Setelah kita menerapkan proteksi yang kita anggap sesuai, maka berikutnya adalah melakukan pemeriksaan apakah proteksi sudah sesuai untuk mencegah terjadinya risiko. Pemeriksaan ini bisa berupa vulnerability assesment  atau penetration testing, dimana kita mensimulasikan serangan yang dilakukan oleh hacker sesungguhnya. Jika berdasarkan hasil pemeriksaan ada yang perlu diperbaiki, kita dapat kembali lagi ke tahapan proteksi sebelumnya.

Pada akhirnya, perlu dilakukan monitoring keamanan selama bisnis berjalan. Hal ini bertujuan untuk mendeteksi jika terjadi serangan yang masih lolos, juga untuk tujuan penanganan jika insiden sudah terjadi (Forensik). Monitoring dan deteksi ini dapat dilakukan dengan mengimplementasi Security Operation Center (SOC), atau bekerjasama dengan pihak ketiga yang menyediakan layanan SOC tanpa kita perlu implementasi sendiri. Implementasi SOC (baik secara mandiri maupun lewat pihak ketiga) menjadi pilihan yang tepat, karena fungsinya yanng melakukan monitoring selama 24/7 dengan gabungan antara Technology, People & Process.
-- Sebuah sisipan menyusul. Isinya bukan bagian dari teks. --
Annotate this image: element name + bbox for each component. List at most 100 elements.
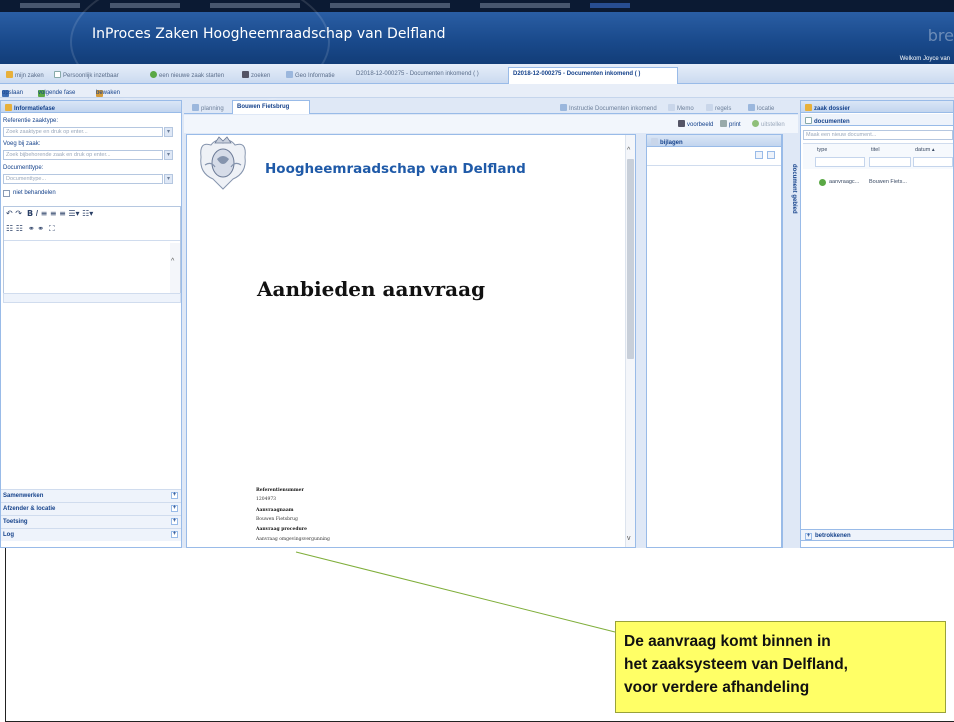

Kapabilitas SOC yang baik juga secara empiris terbukti secara signifikan memiliki positif terhadap kinerja keamanan informasi.

APT merupakan serangan yang sangat kompleks dan canggih, dimana mungkin kita tidak memiliki sumber daya untuk menanggulanginya. Jika kita memang menjadi target dari serangan APT dimana kita memiliki aset yang menjadi sasarannya, seharusnya kita memiliki sumber daya untuk mendeteksi dan menanggulangi serangan tersebut.  Karena logikanya, tidak mungkin pengamanan kasino ternama di Las Vegas sama dengan pengamanan bandar judi toto gelap. Sementara itu, setidaknya kita harus terproteksi dari jenis serangan yang memang menyasar semua institusi seperti ransomware, defacement, virus, dll. Memang, tidak ada celah keamanan yang terlalu kecil untuk diacuhkan dan dibiarkan terbuka. Namun pendekatan implementasi keamanan berbasis risiko, serta perencanaan yang matang amat penting, untuk mencegah harga brankas lebih mahal dari isinya.